Basın toplantısının soru cevap kısmında ise Başkan Yardımcısı Av. Dr. Rezan Epözdemir, “Geçtiğimiz hafta Genel Kurul düzenlendi TTF’nin hukuk kurulları ile alakalı köklü bir girişime gidilme kararı alındı. Hukukçu olarak sizin önderliğinizde son gün yapılan ciddi bir değişim oldu. Sizin yaptığınız konuşmayla, düzenlemeyle bu karar alınmış olabilir mi? Bu kurullar ne zaman değişecek?

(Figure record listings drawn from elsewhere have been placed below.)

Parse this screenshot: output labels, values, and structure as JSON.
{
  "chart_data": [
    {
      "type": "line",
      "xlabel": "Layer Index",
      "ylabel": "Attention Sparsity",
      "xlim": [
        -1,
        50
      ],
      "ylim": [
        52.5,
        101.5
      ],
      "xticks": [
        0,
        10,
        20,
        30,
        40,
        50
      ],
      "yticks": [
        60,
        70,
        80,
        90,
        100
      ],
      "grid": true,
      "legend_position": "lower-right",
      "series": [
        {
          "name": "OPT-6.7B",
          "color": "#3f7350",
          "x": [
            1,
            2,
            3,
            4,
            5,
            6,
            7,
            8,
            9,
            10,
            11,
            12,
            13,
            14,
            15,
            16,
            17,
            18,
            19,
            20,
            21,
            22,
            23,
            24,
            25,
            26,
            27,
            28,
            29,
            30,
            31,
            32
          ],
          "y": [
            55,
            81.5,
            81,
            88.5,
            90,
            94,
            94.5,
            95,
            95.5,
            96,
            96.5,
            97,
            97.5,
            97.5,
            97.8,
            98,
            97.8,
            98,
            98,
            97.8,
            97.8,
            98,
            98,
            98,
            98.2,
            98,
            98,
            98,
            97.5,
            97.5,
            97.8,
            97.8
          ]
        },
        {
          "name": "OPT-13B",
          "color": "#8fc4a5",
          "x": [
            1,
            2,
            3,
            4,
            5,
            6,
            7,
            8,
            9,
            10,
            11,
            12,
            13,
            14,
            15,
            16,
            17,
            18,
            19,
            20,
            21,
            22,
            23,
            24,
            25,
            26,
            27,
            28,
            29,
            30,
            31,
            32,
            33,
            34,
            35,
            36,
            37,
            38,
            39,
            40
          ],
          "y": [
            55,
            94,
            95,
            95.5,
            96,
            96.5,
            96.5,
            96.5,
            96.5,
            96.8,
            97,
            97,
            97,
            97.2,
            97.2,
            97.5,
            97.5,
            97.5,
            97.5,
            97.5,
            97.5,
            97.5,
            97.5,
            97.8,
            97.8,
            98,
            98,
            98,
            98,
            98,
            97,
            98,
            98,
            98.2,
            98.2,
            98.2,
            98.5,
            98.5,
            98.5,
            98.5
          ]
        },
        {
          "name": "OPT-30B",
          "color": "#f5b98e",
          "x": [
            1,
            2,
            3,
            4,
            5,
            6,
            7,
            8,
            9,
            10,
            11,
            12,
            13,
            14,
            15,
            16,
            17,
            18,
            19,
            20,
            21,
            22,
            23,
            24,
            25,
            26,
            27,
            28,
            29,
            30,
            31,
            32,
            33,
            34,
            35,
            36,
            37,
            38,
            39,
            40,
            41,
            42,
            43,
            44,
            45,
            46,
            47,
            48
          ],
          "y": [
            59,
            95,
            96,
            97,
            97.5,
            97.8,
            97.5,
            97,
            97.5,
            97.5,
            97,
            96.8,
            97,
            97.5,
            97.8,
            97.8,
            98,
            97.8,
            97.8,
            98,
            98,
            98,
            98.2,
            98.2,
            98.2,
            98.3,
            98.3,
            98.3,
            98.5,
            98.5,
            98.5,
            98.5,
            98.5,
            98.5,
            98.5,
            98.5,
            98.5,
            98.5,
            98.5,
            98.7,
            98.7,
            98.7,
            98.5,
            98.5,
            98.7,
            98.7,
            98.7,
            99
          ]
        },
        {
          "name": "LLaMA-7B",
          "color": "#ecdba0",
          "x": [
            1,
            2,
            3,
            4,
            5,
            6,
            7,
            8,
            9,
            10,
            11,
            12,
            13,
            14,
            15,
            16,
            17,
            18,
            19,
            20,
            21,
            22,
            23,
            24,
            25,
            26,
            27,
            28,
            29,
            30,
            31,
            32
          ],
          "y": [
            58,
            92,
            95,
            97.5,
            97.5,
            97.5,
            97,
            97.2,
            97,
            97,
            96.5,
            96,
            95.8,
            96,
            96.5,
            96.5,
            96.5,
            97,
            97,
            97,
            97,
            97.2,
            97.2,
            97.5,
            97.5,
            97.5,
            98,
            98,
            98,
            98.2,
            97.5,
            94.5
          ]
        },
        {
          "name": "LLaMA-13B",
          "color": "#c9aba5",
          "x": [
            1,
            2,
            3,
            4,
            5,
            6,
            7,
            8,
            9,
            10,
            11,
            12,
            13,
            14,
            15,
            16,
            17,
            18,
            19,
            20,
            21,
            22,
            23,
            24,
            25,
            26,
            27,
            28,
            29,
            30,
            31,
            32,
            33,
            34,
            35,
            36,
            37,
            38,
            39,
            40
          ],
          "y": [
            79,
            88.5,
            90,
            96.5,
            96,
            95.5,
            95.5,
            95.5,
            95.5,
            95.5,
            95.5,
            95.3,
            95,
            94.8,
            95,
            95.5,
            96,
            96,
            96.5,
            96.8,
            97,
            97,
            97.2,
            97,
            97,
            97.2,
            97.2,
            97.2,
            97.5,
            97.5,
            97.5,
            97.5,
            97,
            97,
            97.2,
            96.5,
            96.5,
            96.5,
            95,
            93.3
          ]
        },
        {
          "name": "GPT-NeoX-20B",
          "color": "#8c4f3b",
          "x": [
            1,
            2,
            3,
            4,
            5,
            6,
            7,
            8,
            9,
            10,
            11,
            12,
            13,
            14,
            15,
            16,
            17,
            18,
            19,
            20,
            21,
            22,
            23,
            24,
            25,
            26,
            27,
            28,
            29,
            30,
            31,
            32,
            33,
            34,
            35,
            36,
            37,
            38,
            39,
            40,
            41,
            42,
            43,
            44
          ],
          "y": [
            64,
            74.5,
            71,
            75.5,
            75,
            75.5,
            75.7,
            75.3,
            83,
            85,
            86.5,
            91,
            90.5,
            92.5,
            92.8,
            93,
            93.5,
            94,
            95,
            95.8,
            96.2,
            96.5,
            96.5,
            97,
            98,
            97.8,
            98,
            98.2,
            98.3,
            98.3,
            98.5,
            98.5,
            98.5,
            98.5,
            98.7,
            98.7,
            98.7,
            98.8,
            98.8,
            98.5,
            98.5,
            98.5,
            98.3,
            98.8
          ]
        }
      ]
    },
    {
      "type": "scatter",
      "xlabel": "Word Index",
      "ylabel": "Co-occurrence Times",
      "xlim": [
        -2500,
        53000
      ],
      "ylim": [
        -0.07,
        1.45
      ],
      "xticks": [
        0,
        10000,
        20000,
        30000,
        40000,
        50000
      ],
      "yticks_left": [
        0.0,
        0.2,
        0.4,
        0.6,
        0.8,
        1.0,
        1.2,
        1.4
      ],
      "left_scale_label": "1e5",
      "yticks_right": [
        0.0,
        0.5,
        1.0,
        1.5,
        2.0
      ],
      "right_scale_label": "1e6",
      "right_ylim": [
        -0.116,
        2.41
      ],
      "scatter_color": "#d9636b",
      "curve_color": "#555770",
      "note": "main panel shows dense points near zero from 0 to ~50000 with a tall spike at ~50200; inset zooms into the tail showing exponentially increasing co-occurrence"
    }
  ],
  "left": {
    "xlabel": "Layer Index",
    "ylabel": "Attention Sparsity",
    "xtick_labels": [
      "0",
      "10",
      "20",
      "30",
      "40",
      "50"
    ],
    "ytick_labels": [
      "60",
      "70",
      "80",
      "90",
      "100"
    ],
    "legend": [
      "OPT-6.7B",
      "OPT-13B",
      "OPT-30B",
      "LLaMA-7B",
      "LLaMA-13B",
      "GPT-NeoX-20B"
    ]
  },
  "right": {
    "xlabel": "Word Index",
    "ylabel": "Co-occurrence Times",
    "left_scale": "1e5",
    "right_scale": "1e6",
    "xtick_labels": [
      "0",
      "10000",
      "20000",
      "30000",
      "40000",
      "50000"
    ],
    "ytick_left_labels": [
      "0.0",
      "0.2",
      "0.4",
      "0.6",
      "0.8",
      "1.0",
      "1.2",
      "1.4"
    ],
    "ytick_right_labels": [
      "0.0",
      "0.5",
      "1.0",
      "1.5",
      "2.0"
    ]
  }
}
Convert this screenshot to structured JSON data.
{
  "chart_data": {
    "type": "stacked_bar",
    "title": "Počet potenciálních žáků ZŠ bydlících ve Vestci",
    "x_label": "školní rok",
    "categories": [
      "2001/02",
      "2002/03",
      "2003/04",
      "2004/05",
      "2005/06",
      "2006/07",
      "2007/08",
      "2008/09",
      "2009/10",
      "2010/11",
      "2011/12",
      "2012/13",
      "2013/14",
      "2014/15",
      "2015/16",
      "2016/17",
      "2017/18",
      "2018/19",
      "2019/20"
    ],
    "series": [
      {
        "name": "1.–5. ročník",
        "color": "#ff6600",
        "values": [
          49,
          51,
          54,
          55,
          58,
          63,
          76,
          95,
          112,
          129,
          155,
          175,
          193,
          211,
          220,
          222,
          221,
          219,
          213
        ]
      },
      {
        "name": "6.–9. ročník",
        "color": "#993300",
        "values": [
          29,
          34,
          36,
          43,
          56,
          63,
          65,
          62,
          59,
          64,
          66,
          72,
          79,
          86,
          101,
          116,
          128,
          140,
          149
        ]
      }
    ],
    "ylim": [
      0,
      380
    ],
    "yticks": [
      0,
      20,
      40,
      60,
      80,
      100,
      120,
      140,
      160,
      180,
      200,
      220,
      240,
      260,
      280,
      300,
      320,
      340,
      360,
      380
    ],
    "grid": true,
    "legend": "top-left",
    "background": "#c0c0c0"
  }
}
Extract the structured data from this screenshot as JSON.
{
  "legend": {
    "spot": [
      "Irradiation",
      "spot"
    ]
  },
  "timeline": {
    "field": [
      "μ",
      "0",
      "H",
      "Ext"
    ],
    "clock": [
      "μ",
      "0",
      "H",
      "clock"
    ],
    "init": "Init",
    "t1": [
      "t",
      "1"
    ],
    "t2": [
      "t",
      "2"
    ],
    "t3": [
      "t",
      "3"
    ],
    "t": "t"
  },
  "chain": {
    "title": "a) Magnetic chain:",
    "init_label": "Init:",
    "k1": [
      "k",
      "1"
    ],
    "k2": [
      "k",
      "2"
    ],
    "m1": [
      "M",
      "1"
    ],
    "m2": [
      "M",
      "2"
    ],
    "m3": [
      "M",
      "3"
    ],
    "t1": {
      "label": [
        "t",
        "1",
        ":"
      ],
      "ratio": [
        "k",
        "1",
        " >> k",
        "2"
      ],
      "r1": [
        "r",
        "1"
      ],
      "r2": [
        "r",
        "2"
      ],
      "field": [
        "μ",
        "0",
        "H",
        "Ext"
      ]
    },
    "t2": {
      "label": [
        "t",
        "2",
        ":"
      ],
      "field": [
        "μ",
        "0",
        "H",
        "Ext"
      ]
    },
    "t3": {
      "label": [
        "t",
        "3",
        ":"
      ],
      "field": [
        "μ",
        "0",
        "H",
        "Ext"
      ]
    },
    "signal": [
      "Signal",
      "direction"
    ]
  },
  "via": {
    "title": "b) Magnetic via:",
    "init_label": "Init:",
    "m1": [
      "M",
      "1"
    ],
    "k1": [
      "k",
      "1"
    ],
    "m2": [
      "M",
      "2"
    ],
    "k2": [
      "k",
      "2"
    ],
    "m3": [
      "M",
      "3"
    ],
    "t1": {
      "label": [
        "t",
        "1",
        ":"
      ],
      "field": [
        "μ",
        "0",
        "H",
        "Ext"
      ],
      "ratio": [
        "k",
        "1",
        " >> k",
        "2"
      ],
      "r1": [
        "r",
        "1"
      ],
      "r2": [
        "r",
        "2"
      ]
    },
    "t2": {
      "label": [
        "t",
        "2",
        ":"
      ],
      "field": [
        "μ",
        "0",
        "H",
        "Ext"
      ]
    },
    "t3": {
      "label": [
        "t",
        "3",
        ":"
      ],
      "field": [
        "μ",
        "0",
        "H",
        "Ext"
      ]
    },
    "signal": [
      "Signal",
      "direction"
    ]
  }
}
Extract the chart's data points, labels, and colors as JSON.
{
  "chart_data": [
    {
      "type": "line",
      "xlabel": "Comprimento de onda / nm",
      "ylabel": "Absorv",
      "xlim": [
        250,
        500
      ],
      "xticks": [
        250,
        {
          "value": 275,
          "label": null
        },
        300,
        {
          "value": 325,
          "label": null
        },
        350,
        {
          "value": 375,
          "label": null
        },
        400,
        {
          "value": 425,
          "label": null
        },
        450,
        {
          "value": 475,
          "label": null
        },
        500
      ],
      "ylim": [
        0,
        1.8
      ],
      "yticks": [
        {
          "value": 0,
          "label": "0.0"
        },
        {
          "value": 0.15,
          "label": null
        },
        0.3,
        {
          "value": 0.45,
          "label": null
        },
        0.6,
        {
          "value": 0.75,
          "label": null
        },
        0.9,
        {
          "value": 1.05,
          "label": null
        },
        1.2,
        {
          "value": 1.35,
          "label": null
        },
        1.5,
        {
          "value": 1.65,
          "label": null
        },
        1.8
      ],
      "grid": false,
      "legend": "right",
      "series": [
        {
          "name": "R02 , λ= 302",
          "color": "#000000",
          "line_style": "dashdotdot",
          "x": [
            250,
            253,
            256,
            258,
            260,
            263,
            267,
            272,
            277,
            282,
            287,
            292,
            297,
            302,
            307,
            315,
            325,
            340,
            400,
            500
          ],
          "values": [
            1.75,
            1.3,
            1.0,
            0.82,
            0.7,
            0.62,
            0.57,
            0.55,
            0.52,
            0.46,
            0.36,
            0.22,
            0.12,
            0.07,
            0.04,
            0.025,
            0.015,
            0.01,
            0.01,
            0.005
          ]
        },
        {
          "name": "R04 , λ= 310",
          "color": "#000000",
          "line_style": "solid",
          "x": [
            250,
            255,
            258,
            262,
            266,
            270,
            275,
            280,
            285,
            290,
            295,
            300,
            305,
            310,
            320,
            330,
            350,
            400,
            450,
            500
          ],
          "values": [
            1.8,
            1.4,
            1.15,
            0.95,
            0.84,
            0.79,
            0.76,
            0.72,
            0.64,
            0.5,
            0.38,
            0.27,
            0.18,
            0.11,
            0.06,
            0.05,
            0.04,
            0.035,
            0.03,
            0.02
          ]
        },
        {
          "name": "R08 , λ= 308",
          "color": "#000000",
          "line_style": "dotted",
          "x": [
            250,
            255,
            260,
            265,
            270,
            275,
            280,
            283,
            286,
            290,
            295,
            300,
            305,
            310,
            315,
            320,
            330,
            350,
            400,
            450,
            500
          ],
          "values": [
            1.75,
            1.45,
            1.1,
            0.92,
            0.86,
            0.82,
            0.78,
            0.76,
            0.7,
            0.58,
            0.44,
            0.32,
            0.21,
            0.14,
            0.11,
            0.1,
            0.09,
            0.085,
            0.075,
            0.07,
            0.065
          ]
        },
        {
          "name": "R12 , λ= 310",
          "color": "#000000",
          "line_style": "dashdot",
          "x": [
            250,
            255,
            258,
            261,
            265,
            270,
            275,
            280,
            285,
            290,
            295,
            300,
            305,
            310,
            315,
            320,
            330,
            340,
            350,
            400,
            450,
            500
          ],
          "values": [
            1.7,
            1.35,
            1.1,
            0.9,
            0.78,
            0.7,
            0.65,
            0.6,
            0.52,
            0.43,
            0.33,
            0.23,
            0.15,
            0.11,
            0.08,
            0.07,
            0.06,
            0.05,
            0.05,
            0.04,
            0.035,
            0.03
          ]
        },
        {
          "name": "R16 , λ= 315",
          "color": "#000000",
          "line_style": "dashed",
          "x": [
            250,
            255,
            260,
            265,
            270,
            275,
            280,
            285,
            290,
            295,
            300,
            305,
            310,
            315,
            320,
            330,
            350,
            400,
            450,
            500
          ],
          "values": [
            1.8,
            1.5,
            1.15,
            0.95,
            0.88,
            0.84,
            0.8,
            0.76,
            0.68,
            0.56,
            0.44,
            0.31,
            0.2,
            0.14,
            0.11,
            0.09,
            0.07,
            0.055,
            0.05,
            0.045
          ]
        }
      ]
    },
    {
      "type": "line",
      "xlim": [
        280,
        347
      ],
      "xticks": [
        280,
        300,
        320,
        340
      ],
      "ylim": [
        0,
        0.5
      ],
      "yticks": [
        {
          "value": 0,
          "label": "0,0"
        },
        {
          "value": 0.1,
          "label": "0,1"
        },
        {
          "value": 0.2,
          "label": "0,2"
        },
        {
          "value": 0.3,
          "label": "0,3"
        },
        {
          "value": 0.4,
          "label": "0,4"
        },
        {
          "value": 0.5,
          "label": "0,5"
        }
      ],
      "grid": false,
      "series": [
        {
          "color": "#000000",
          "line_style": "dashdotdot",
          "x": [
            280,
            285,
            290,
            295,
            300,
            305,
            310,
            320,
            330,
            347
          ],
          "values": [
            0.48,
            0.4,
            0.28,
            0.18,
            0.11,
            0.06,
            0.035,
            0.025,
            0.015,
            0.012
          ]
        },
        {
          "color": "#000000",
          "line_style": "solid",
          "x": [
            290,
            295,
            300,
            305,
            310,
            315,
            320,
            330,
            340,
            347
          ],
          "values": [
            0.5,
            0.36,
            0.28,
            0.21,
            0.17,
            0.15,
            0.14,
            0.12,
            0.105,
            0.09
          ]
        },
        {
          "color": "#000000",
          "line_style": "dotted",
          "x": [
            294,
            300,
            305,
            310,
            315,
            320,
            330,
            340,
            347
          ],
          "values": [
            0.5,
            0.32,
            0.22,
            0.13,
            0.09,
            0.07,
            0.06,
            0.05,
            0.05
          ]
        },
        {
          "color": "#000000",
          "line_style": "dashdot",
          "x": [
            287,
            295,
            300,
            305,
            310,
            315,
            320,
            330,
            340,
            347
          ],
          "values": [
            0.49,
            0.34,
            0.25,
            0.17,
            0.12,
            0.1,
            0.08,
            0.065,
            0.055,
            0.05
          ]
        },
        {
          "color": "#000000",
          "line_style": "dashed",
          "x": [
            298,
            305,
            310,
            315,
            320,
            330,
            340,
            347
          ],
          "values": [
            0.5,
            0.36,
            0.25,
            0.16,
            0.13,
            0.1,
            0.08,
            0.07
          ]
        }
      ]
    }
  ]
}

Düzenlemeyle ilgili bilgi verir misiniz?” Şeklindeki soruya şu yanıtı verdi:

“Geçtiğimiz hafta Genel Kurul’da bir ibra Genel Kurul’u yapıldı. Bir gün öncesinde Kulüpler Birliği Vakfı’nın üzerinde uzun zamandır çalıştığı bir taslak metin vardı. Türkiye Futbol Federasyonu da statü değişikliği getirdi ve mevcut sistemde Federasyon Başkanının teklifiyle yönetim kurulunun atamasıyla bu kurullar atanıyor. Avrupa İnsan Hakları Mahkemesi’nin bu konuda verdiği adil yargılanma hakkının ihlaline ilişkin ifade özgürlüğü ve düşünce özgürlüğünün ihlaline ilişkin kararlardan hemen sonra bir statü değişikliğini Türkiye Futbol Federasyonu bu Genel Kurul’da getirdi. Bu statü değişikliğine baktığımızda kurullara tarafsızlık yemini ettirilecek yazılı olarak da ellerinden alınacak ve Türkiye Futbol Federasyonu sayın başkanı teklif etmeyecek, direkt yönetim kurulu atanacak, iki tane temel değişiklikle bu kurulların tarafsızlığını ve bağımsızlığını sağlanabileceğini düşünen bir bakış açısı ve perspektif vardı Kulüpler Birliği’nin hazırlamış olduğu ve ciddi emek vermiş olduğu bu çalışmada ise bir sonraki Genel Kurul’da seçim, dört yıl görevde kalma, yönetimden farklı olarak sonraki Genel Kurul’da seçim ve Türkiye Futbol Federasyonu’nun Genel Kurulu’nun bu hukuk kurullarına seçmesi yani meşrutiyetini Genel Kurul’dan almasına ilişkin bir taslak metin vardı. Biz de Galatasaray Spor Kulübü olarak uzun zamandır böyle düşünüyoruz, yazıyoruz, çiziyoruz bu konuda. Son akşam Kulüpler Birliği ve Türkiye Futbol Federasyonu sayın başkanı, yönetim kurulu üyeleri ve paydaşlarının yaptığı toplantıda bir uzlaşı konsensus ortaya çıktı orada biz dedik ki gelin burada Genel Kurul seçsin, siz statünüzü geri çekin, dört yıl görevde kalsın, bir sonraki Genel Kurul’da seçilsin. Türkiye Futbol Federasyonu sayın başkanı dedi ki bunun yerine bir blok liste olsa biz seçilirken blok liste olarak getirsek veya Genel Kurul tamam seçsin biz uzlaşı kültürünü egemen kılalım ama nasıl seçecek? Binlerce başvuru olacak, dedik ki 13 kişilik bir kurul oluşturulsun. Bu kurul seçici kurul olsun. İçerisinde Türkiye Futbol Federasyonu’ndan 3 kişi, Kulüpler Birliği Vakfı’ndan 3 kişi, amatör Federasyonlardan 1.,2.,3. Lig Kulüpler Birliği Vakıflarından insanlar olsun seçici kurul seçsin, Genel Kurul’a yollasın, 39’ar kişi. Genel Kurul bu 39 kişi arasından her bir üyeyi seçsin, en fazla oy alan başkan olsun, oy eşitliğinde kıdem esası söz konusu olsun ve 39’ar kişi arasında kurullar tespit edilsin dedik.” 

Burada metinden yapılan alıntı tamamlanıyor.